Alors que le sommet de l’État traverse une zone de turbulences inédite, la mosquée Massalikoul Jinaan de Dakar est devenue, ce jeudi, le théâtre d’une communion religieuse forte, mais aussi d’un appel pressant à la raison politique. En présence du tout nouveau président de l’Assemblée nationale, Ousmane Sonko, et d’une délégation ministérielle envoyée par le Palais, Mbackiou Faye, représentant officiel du Khalife général des Mourides à Dakar, a brisé le silence. Face aux rumeurs de rupture entre les deux têtes de l’exécutif et du législatif, le dignitaire mouride a lancé un avertissement sans détours.
Une mosquée au centre de la convergence républicaine
L’esplanade de Massalikoul Jinaan a affiché une image de décrispation hautement symbolique en ce jour de l’Aïd Al-Adha (Tabaski) :
- La présence de Sonko : Fraîchement installé au perchoir de l’Assemblée nationale, Ousmane Sonko a choisi la grande mosquée mouride pour effectuer sa prière. Mbackiou Faye a tenu à saluer cet acte, soulignant que c’était un honneur et rappelant que ce n’était pas une première pour le leader de PASTEF.
- La main tendue du Palais : Le représentant du Khalife a également magnifié la démarche du président de la République, Bassirou Diomaye Faye, qui a formellement envoyé une délégation de ministres pour prier à Massalikoul Jinaan, illustrant une volonté de maintenir les ponts diplomatiques avec la communauté.

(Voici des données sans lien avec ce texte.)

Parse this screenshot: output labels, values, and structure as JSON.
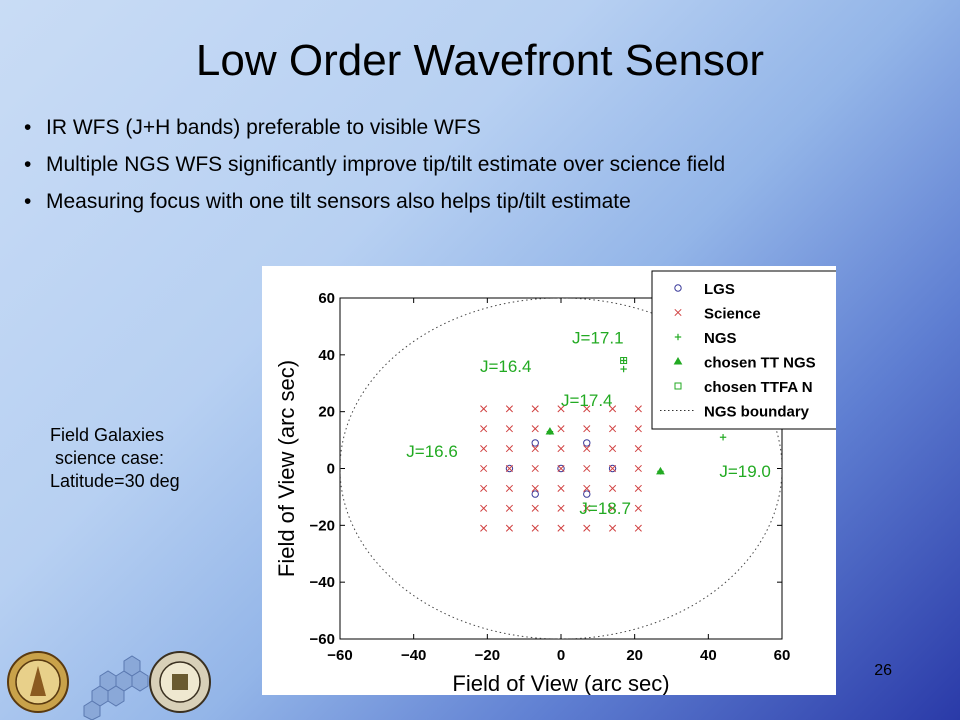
{
  "slide": {
    "title": "Low Order Wavefront Sensor",
    "bullets": [
      "IR WFS (J+H bands) preferable to visible WFS",
      "Multiple NGS WFS significantly improve tip/tilt estimate over science field",
      "Measuring focus with one tilt sensors also helps tip/tilt estimate"
    ],
    "side_note": [
      "Field Galaxies",
      " science case:",
      "Latitude=30 deg"
    ],
    "page_number": "26"
  },
  "colors": {
    "lgs": "#3a3a9a",
    "science": "#d04040",
    "ngs": "#22aa22",
    "label": "#22aa22"
  },
  "chart_data": {
    "type": "scatter",
    "xlabel": "Field of View (arc sec)",
    "ylabel": "Field of View (arc sec)",
    "xlim": [
      -60,
      60
    ],
    "ylim": [
      -60,
      60
    ],
    "xticks": [
      -60,
      -40,
      -20,
      0,
      20,
      40,
      60
    ],
    "yticks": [
      -60,
      -40,
      -20,
      0,
      20,
      40,
      60
    ],
    "xtick_labels": [
      "−60",
      "−40",
      "−20",
      "0",
      "20",
      "40",
      "60"
    ],
    "ytick_labels": [
      "−60",
      "−40",
      "−20",
      "0",
      "20",
      "40",
      "60"
    ],
    "legend": {
      "placement": "top-right",
      "entries": [
        "LGS",
        "Science",
        "NGS",
        "chosen TT NGS",
        "chosen TTFA N",
        "NGS boundary"
      ]
    },
    "ngs_boundary_radius": 60,
    "series": [
      {
        "name": "LGS",
        "marker": "circle",
        "points": [
          [
            -14,
            0
          ],
          [
            14,
            0
          ],
          [
            0,
            0
          ],
          [
            -7,
            9
          ],
          [
            7,
            9
          ],
          [
            -7,
            -9
          ],
          [
            7,
            -9
          ]
        ]
      },
      {
        "name": "Science",
        "marker": "x",
        "grid": {
          "start": -21,
          "end": 21,
          "step": 7
        }
      },
      {
        "name": "NGS",
        "marker": "plus",
        "points": [
          [
            17,
            38
          ],
          [
            27,
            39
          ],
          [
            17,
            35
          ],
          [
            44,
            11
          ],
          [
            27,
            -1
          ],
          [
            -3,
            13
          ]
        ]
      },
      {
        "name": "chosen TT NGS",
        "marker": "triangle",
        "points": [
          [
            -3,
            13
          ],
          [
            27,
            -1
          ]
        ]
      },
      {
        "name": "chosen TTFA N",
        "marker": "square",
        "points": [
          [
            17,
            38
          ]
        ]
      }
    ],
    "annotations": [
      {
        "text": "J=17.1",
        "x": 3,
        "y": 44
      },
      {
        "text": "J=16.4",
        "x": -22,
        "y": 34
      },
      {
        "text": "J=17.4",
        "x": 0,
        "y": 22
      },
      {
        "text": "J=16.6",
        "x": -42,
        "y": 4
      },
      {
        "text": "J=19.0",
        "x": 43,
        "y": -3
      },
      {
        "text": "J=18.7",
        "x": 5,
        "y": -16
      }
    ]
  }
}
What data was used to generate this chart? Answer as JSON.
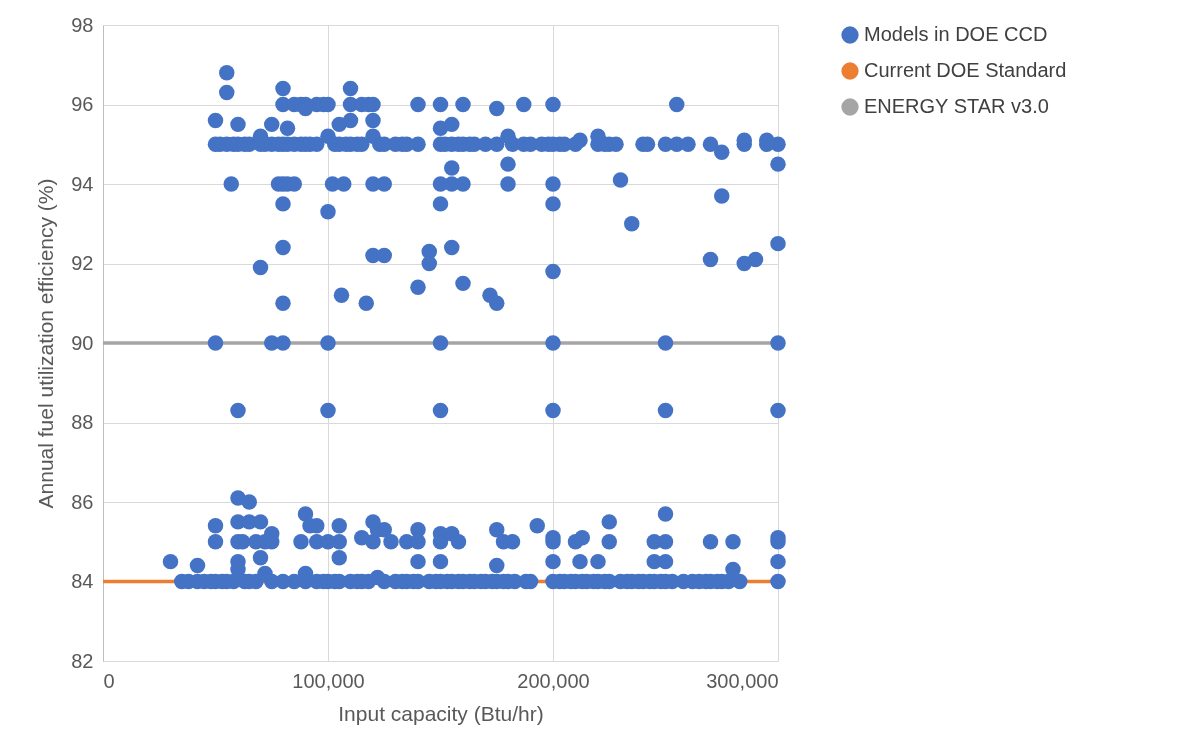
{
  "chart_data": {
    "type": "scatter",
    "xlabel": "Input capacity (Btu/hr)",
    "ylabel": "Annual fuel utilization efficiency (%)",
    "xlim": [
      0,
      300000
    ],
    "xticks": [
      0,
      {
        "value": 100000,
        "label": "100,000"
      },
      {
        "value": 200000,
        "label": "200,000"
      },
      {
        "value": 300000,
        "label": "300,000"
      }
    ],
    "ylim": [
      82,
      98
    ],
    "yticks": [
      82,
      84,
      86,
      88,
      90,
      92,
      94,
      96,
      98
    ],
    "grid": true,
    "legend": "right",
    "marker": "circle",
    "series": [
      {
        "name": "Models in DOE CCD",
        "color": "#4472c4",
        "x": [
          50000,
          52000,
          55000,
          58000,
          60000,
          63000,
          65000,
          70000,
          72000,
          75000,
          78000,
          80000,
          82000,
          85000,
          88000,
          90000,
          92000,
          95000,
          103000,
          105000,
          108000,
          110000,
          113000,
          115000,
          123000,
          125000,
          130000,
          133000,
          135000,
          140000,
          150000,
          152000,
          155000,
          158000,
          160000,
          163000,
          165000,
          170000,
          175000,
          182000,
          187000,
          190000,
          195000,
          198000,
          200000,
          203000,
          205000,
          210000,
          220000,
          223000,
          225000,
          228000,
          240000,
          242000,
          250000,
          255000,
          260000,
          270000,
          285000,
          295000,
          300000,
          80000,
          85000,
          88000,
          90000,
          95000,
          98000,
          100000,
          110000,
          115000,
          118000,
          120000,
          140000,
          150000,
          160000,
          187000,
          200000,
          255000,
          55000,
          55000,
          80000,
          110000,
          90000,
          175000,
          50000,
          60000,
          75000,
          82000,
          105000,
          110000,
          120000,
          150000,
          155000,
          180000,
          220000,
          70000,
          100000,
          120000,
          212000,
          285000,
          295000,
          275000,
          300000,
          180000,
          155000,
          57000,
          78000,
          80000,
          82000,
          85000,
          102000,
          107000,
          120000,
          125000,
          150000,
          155000,
          160000,
          180000,
          200000,
          230000,
          100000,
          80000,
          150000,
          200000,
          275000,
          235000,
          80000,
          155000,
          120000,
          125000,
          145000,
          145000,
          70000,
          270000,
          285000,
          290000,
          300000,
          200000,
          160000,
          140000,
          106000,
          117000,
          80000,
          172000,
          175000,
          50000,
          75000,
          80000,
          100000,
          150000,
          200000,
          250000,
          300000,
          60000,
          100000,
          150000,
          200000,
          250000,
          300000,
          35000,
          38000,
          42000,
          45000,
          48000,
          50000,
          53000,
          55000,
          58000,
          63000,
          65000,
          68000,
          75000,
          80000,
          85000,
          90000,
          95000,
          98000,
          100000,
          103000,
          105000,
          110000,
          113000,
          115000,
          118000,
          125000,
          130000,
          133000,
          135000,
          138000,
          140000,
          145000,
          148000,
          150000,
          153000,
          155000,
          158000,
          160000,
          163000,
          165000,
          168000,
          170000,
          173000,
          175000,
          178000,
          180000,
          183000,
          188000,
          190000,
          200000,
          203000,
          205000,
          208000,
          210000,
          213000,
          215000,
          218000,
          220000,
          223000,
          225000,
          230000,
          233000,
          235000,
          238000,
          240000,
          243000,
          245000,
          248000,
          250000,
          253000,
          258000,
          262000,
          265000,
          268000,
          270000,
          273000,
          275000,
          278000,
          283000,
          300000,
          30000,
          42000,
          50000,
          50000,
          60000,
          65000,
          60000,
          65000,
          70000,
          75000,
          60000,
          62000,
          68000,
          72000,
          75000,
          60000,
          60000,
          70000,
          72000,
          88000,
          90000,
          92000,
          95000,
          95000,
          100000,
          105000,
          105000,
          115000,
          120000,
          122000,
          125000,
          120000,
          128000,
          135000,
          140000,
          140000,
          150000,
          150000,
          155000,
          158000,
          175000,
          178000,
          182000,
          193000,
          200000,
          200000,
          210000,
          213000,
          225000,
          225000,
          245000,
          250000,
          250000,
          270000,
          280000,
          300000,
          300000,
          90000,
          105000,
          140000,
          150000,
          175000,
          200000,
          212000,
          220000,
          245000,
          250000,
          280000,
          300000,
          122000
        ],
        "values": [
          95,
          95,
          95,
          95,
          95,
          95,
          95,
          95,
          95,
          95,
          95,
          95,
          95,
          95,
          95,
          95,
          95,
          95,
          95,
          95,
          95,
          95,
          95,
          95,
          95,
          95,
          95,
          95,
          95,
          95,
          95,
          95,
          95,
          95,
          95,
          95,
          95,
          95,
          95,
          95,
          95,
          95,
          95,
          95,
          95,
          95,
          95,
          95,
          95,
          95,
          95,
          95,
          95,
          95,
          95,
          95,
          95,
          95,
          95,
          95,
          95,
          96,
          96,
          96,
          96,
          96,
          96,
          96,
          96,
          96,
          96,
          96,
          96,
          96,
          96,
          96,
          96,
          96,
          96.8,
          96.3,
          96.4,
          96.4,
          95.9,
          95.9,
          95.6,
          95.5,
          95.5,
          95.4,
          95.5,
          95.6,
          95.6,
          95.4,
          95.5,
          95.2,
          95.2,
          95.2,
          95.2,
          95.2,
          95.1,
          95.1,
          95.1,
          94.8,
          94.5,
          94.5,
          94.4,
          94,
          94,
          94,
          94,
          94,
          94,
          94,
          94,
          94,
          94,
          94,
          94,
          94,
          94,
          94.1,
          93.3,
          93.5,
          93.5,
          93.5,
          93.7,
          93,
          92.4,
          92.4,
          92.2,
          92.2,
          92.3,
          92,
          91.9,
          92.1,
          92,
          92.1,
          92.5,
          91.8,
          91.5,
          91.4,
          91.2,
          91,
          91,
          91.2,
          91,
          90,
          90,
          90,
          90,
          90,
          90,
          90,
          90,
          88.3,
          88.3,
          88.3,
          88.3,
          88.3,
          88.3,
          84,
          84,
          84,
          84,
          84,
          84,
          84,
          84,
          84,
          84,
          84,
          84,
          84,
          84,
          84,
          84,
          84,
          84,
          84,
          84,
          84,
          84,
          84,
          84,
          84,
          84,
          84,
          84,
          84,
          84,
          84,
          84,
          84,
          84,
          84,
          84,
          84,
          84,
          84,
          84,
          84,
          84,
          84,
          84,
          84,
          84,
          84,
          84,
          84,
          84,
          84,
          84,
          84,
          84,
          84,
          84,
          84,
          84,
          84,
          84,
          84,
          84,
          84,
          84,
          84,
          84,
          84,
          84,
          84,
          84,
          84,
          84,
          84,
          84,
          84,
          84,
          84,
          84,
          84,
          84,
          84.5,
          84.4,
          85.4,
          85,
          86.1,
          86,
          85.5,
          85.5,
          85.5,
          85.2,
          85,
          85,
          85,
          85,
          85,
          84.5,
          84.3,
          84.6,
          84.2,
          85,
          85.7,
          85.4,
          85.4,
          85,
          85,
          85.4,
          85,
          85.1,
          85.5,
          85.3,
          85.3,
          85,
          85,
          85,
          85.3,
          85,
          85.2,
          85,
          85.2,
          85,
          85.3,
          85,
          85,
          85.4,
          85.1,
          85,
          85,
          85.1,
          85.5,
          85,
          85,
          85.7,
          85,
          85,
          85,
          85.1,
          85,
          84.2,
          84.6,
          84.5,
          84.5,
          84.4,
          84.5,
          84.5,
          84.5,
          84.5,
          84.5,
          84.3,
          84.5,
          84.1
        ]
      },
      {
        "name": "Current DOE Standard",
        "color": "#ed7d31",
        "type": "line",
        "marker": "none",
        "x": [
          0,
          300000
        ],
        "values": [
          84,
          84
        ]
      },
      {
        "name": "ENERGY STAR v3.0",
        "color": "#a5a5a5",
        "type": "line",
        "marker": "none",
        "x": [
          0,
          300000
        ],
        "values": [
          90,
          90
        ]
      }
    ]
  }
}
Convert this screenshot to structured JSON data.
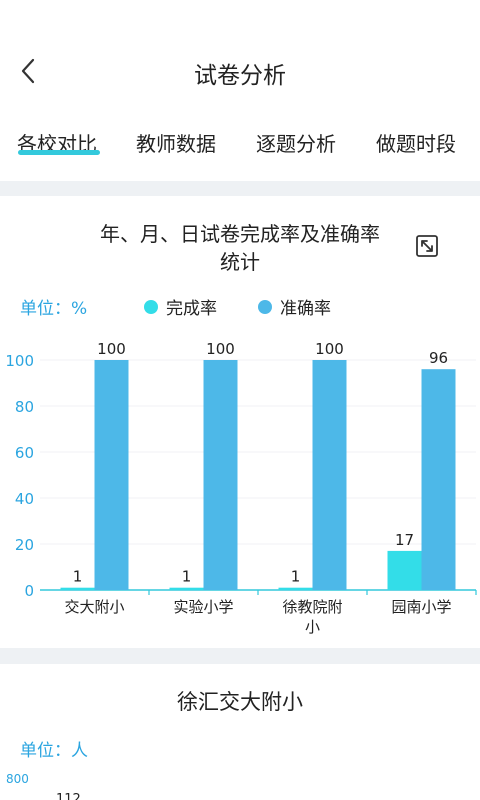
{
  "header": {
    "title": "试卷分析",
    "back_icon": "chevron-left-icon"
  },
  "tabs": [
    {
      "label": "各校对比",
      "active": true
    },
    {
      "label": "教师数据"
    },
    {
      "label": "逐题分析"
    },
    {
      "label": "做题时段"
    }
  ],
  "card1": {
    "title_line1": "年、月、日试卷完成率及准确率",
    "title_line2": "统计",
    "unit": "单位：%",
    "expand_icon": "expand-icon"
  },
  "chart_data": {
    "type": "bar",
    "categories": [
      "交大附小",
      "实验小学",
      "徐教院附小",
      "园南小学"
    ],
    "category_lines": [
      [
        "交大附小"
      ],
      [
        "实验小学"
      ],
      [
        "徐教院附",
        "小"
      ],
      [
        "园南小学"
      ]
    ],
    "series": [
      {
        "name": "完成率",
        "values": [
          1,
          1,
          1,
          17
        ],
        "color": "#33dde8"
      },
      {
        "name": "准确率",
        "values": [
          100,
          100,
          100,
          96
        ],
        "color": "#4db8e8"
      }
    ],
    "ylim": [
      0,
      100
    ],
    "yticks": [
      0,
      20,
      40,
      60,
      80,
      100
    ],
    "grid": true,
    "legend": "top"
  },
  "card2": {
    "title": "徐汇交大附小",
    "unit": "单位：人",
    "y_top_tick": "800",
    "peek_label": "112"
  },
  "colors": {
    "accent": "#33c9dc",
    "unit_text": "#2ba5e0",
    "divider": "#eef1f4"
  }
}
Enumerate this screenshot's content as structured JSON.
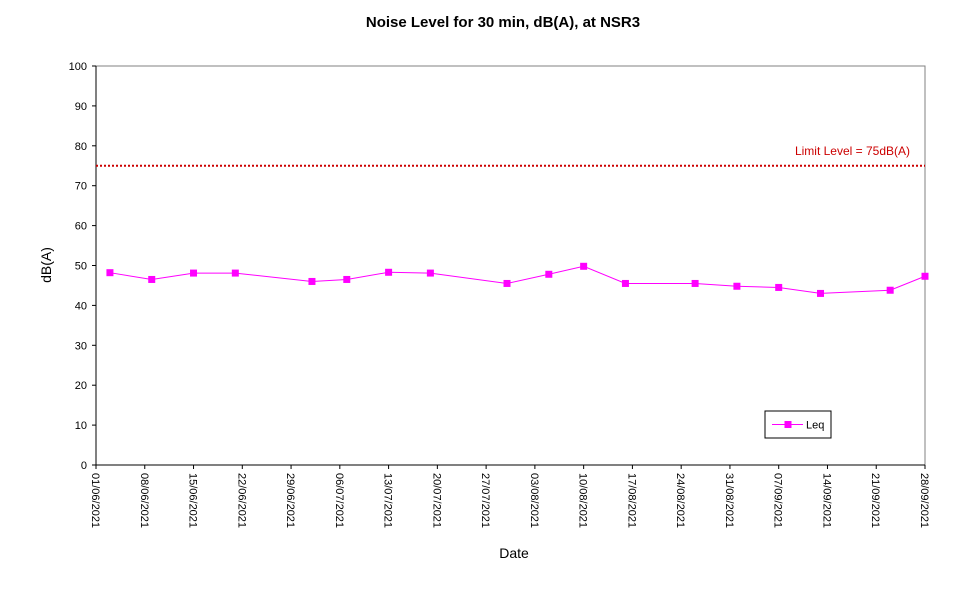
{
  "chart_data": {
    "type": "line",
    "title": "Noise Level for 30 min, dB(A), at NSR3",
    "xlabel": "Date",
    "ylabel": "dB(A)",
    "ylim": [
      0,
      100
    ],
    "yticks": [
      0,
      10,
      20,
      30,
      40,
      50,
      60,
      70,
      80,
      90,
      100
    ],
    "xlim": [
      "2021-06-01",
      "2021-09-28"
    ],
    "xtick_labels": [
      "01/06/2021",
      "08/06/2021",
      "15/06/2021",
      "22/06/2021",
      "29/06/2021",
      "06/07/2021",
      "13/07/2021",
      "20/07/2021",
      "27/07/2021",
      "03/08/2021",
      "10/08/2021",
      "17/08/2021",
      "24/08/2021",
      "31/08/2021",
      "07/09/2021",
      "14/09/2021",
      "21/09/2021",
      "28/09/2021"
    ],
    "grid": false,
    "legend": "bottom-right",
    "limit": {
      "value": 75,
      "label": "Limit Level  = 75dB(A)",
      "color": "#cc0000"
    },
    "series": [
      {
        "name": "Leq",
        "color": "#ff00ff",
        "x": [
          "2021-06-03",
          "2021-06-09",
          "2021-06-15",
          "2021-06-21",
          "2021-07-02",
          "2021-07-07",
          "2021-07-13",
          "2021-07-19",
          "2021-07-30",
          "2021-08-05",
          "2021-08-10",
          "2021-08-16",
          "2021-08-26",
          "2021-09-01",
          "2021-09-07",
          "2021-09-13",
          "2021-09-23",
          "2021-09-28"
        ],
        "y": [
          48.2,
          46.5,
          48.1,
          48.1,
          46.0,
          46.5,
          48.3,
          48.1,
          45.5,
          47.8,
          49.8,
          45.5,
          45.5,
          44.8,
          44.5,
          43.0,
          43.8,
          47.3
        ]
      }
    ]
  }
}
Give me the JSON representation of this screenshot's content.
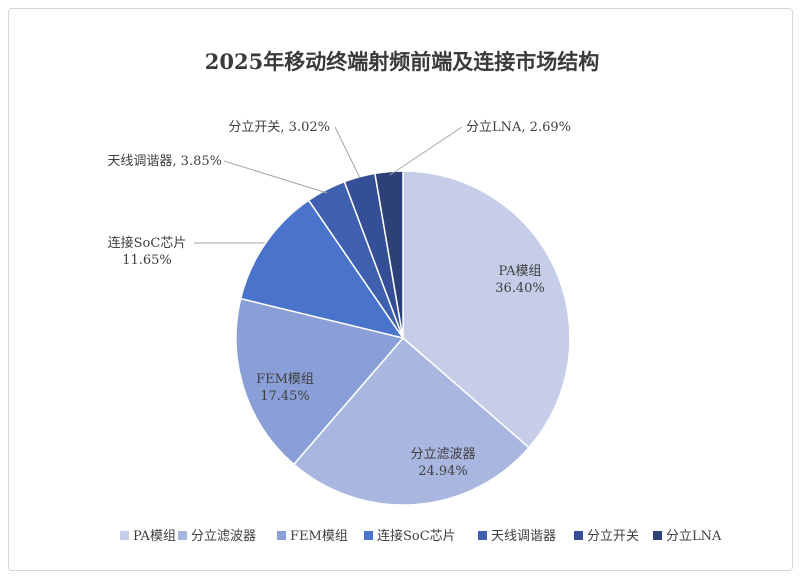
{
  "chart_data": {
    "type": "pie",
    "title": "2025年移动终端射频前端及连接市场结构",
    "categories": [
      "PA模组",
      "分立滤波器",
      "FEM模组",
      "连接SoC芯片",
      "天线调谐器",
      "分立开关",
      "分立LNA"
    ],
    "values": [
      36.4,
      24.94,
      17.45,
      11.65,
      3.85,
      3.02,
      2.69
    ],
    "data_labels": [
      [
        "PA模组",
        "36.40%"
      ],
      [
        "分立滤波器",
        "24.94%"
      ],
      [
        "FEM模组",
        "17.45%"
      ],
      [
        "连接SoC芯片",
        "11.65%"
      ],
      [
        "天线调谐器, 3.85%"
      ],
      [
        "分立开关, 3.02%"
      ],
      [
        "分立LNA, 2.69%"
      ]
    ],
    "colors": [
      "#c5cde8",
      "#a9b6e0",
      "#8a9fd8",
      "#4a74cc",
      "#3f5faf",
      "#354f96",
      "#2b4177"
    ],
    "legend_position": "bottom",
    "units": "%"
  }
}
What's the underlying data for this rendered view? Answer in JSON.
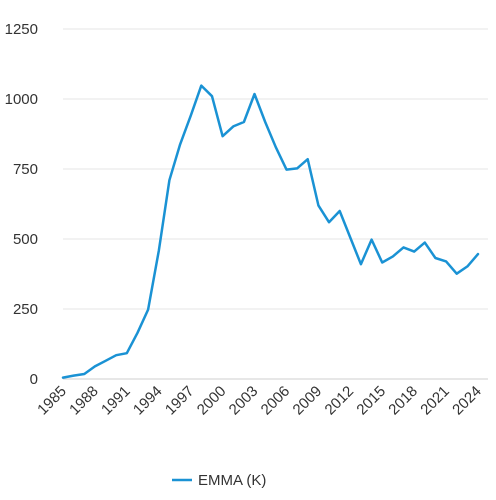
{
  "chart_data": {
    "type": "line",
    "x": [
      1985,
      1986,
      1987,
      1988,
      1989,
      1990,
      1991,
      1992,
      1993,
      1994,
      1995,
      1996,
      1997,
      1998,
      1999,
      2000,
      2001,
      2002,
      2003,
      2004,
      2005,
      2006,
      2007,
      2008,
      2009,
      2010,
      2011,
      2012,
      2013,
      2014,
      2015,
      2016,
      2017,
      2018,
      2019,
      2020,
      2021,
      2022,
      2023,
      2024
    ],
    "series": [
      {
        "name": "EMMA (K)",
        "color": "#1a92d4",
        "values": [
          5,
          12,
          18,
          45,
          65,
          85,
          92,
          165,
          248,
          458,
          710,
          838,
          940,
          1048,
          1010,
          867,
          902,
          918,
          1018,
          918,
          828,
          748,
          752,
          785,
          620,
          560,
          600,
          505,
          410,
          498,
          416,
          438,
          470,
          455,
          487,
          432,
          420,
          376,
          402,
          446
        ]
      }
    ],
    "xticks": [
      "1985",
      "1988",
      "1991",
      "1994",
      "1997",
      "2000",
      "2003",
      "2006",
      "2009",
      "2012",
      "2015",
      "2018",
      "2021",
      "2024"
    ],
    "yticks": [
      "0",
      "250",
      "500",
      "750",
      "1000",
      "1250"
    ],
    "ylim": [
      0,
      1250
    ],
    "xlim": [
      1985,
      2024
    ],
    "grid": "horizontal",
    "legend": "bottom-center"
  }
}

« Ils nous ont vendu l’unité, elle doit être sincère »
Interrogé par les journalistes sur le climat de tension et le récent bras de fer institutionnel qui oppose le pouvoir exécutif et la majorité parlementaire, Mbackiou Faye s’est voulu rassurant mais extrêmement ferme :
« Moi je pense qu’ils ne sont pas en conflit (« Khoulowougnou »). Ils doivent savoir que c’est eux qui ont été élus. Ils nous ont vendu l’unité, et cela doit être sincère. Donc chacun d’entre eux doit nourrir cela pour travailler ensemble et faire avancer le pays. »
Le dignitaire a ouvertement brandi le spectre d’un échec collectif si le duel venait à s’envenimer : « S’ils se tiraillent, les choses se gâteront. C’est vrai que nous populations nous y perdrons beaucoup, mais ce sont eux deux qui y perdront le plus ».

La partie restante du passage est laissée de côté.